Date : Mon, 19 Oct 2009 11:33:55 +0100
Subject: pdp-11 32-bit mult/div
Doing 32-bit multiplication and division on a 16-bit machine like the
PDP-11 needs cleverness. My PDP-11 C compiler used subroutines to do
long * and /. The multiplication routine was
/
/ 32-bit multiplication routine for fixed pt hardware.
/ Implements * operator
/ Credit to an unknown author who slipped it under the door.
.globl lmul
.globl csv, cret
lmul:
jsr r5,csv
mov 6(r5),r2
sxt r1
sub 4(r5),r1
mov 10.(r5),r0
sxt r3
sub 8.(r5),r3
mul r0,r1
mul r2,r3
add r1,r3
mul r2,r0
sub r3,r0
jmp cret
which is neat, and I wasn't smart enough to figure it out. I don't feel
guilty, though, because I didn't then know who suggested it and I did
acknowledge the fact.
But I'll carry this one on my conscience for a while.

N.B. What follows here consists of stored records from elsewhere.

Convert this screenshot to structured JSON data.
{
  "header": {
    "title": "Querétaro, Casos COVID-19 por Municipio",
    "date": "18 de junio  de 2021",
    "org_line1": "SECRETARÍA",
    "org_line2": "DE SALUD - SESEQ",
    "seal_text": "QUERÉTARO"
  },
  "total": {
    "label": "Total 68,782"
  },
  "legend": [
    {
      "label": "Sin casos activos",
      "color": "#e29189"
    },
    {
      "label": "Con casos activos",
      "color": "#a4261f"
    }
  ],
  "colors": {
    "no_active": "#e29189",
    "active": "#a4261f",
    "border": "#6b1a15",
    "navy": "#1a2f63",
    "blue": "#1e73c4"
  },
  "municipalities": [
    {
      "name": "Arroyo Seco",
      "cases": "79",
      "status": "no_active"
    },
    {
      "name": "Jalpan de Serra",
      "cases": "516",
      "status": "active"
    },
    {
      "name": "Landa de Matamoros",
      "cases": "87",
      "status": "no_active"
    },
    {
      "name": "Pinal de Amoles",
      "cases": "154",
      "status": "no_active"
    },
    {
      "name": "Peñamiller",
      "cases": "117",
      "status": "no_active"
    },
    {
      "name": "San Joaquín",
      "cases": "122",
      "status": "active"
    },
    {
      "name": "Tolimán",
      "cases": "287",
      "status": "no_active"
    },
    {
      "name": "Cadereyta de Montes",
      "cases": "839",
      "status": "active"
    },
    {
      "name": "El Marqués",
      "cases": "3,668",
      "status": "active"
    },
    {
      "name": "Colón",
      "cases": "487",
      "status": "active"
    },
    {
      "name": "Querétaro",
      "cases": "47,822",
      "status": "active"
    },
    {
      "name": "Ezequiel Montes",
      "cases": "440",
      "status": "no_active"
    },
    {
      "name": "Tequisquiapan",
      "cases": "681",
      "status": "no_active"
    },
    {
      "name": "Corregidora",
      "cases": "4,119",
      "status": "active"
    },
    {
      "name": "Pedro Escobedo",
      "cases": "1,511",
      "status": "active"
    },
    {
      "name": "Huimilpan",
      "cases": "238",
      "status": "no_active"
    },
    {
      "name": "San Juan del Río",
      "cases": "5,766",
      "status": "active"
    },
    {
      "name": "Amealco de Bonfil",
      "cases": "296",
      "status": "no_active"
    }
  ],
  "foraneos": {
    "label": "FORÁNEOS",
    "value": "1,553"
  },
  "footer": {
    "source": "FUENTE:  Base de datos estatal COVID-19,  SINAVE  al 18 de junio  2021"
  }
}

The division
routine included
1:
mov r4,-(sp)
clr r0
div r3,r0
mov r0,r4 /high quotient
mov r1,r0
mov r2,r1
div r3,r0
bvc 1f
sub r3,r0 / this is the clever part
div r3,r0
tst r1
sxt r1
add r1,r0 / cannot overflow!
1:
I almost (or maybe even completely) figured out why it worked.
The spot on the soul is the "this is the clever part" comment.
Addendum 18 Oct 1998
Amos Shapir of nSOF (and of long memory!) just blackened (or widened)
the spot a bit more in a mail message, to wit:
I gather the "almost" here is because this trick almost worked... It has
a nasty bug which I had to find the hard way!
The "clever part" relies on the fact that if the "bvc 1f" is not taken,
it means that the result could not fit in 16 bits; in that case the long
value in r0,r1 is left unchanged. The bug is that this behavior is not
documented; in later models (I found this on an 11/34) when the result
does fit in 16 bits but not in 15 bits (that is, overflow for signed,
but not unsigned types), the overflow bit is set, but the unsigned
result does overwrite the original values -- which makes this routine
provide very strange results!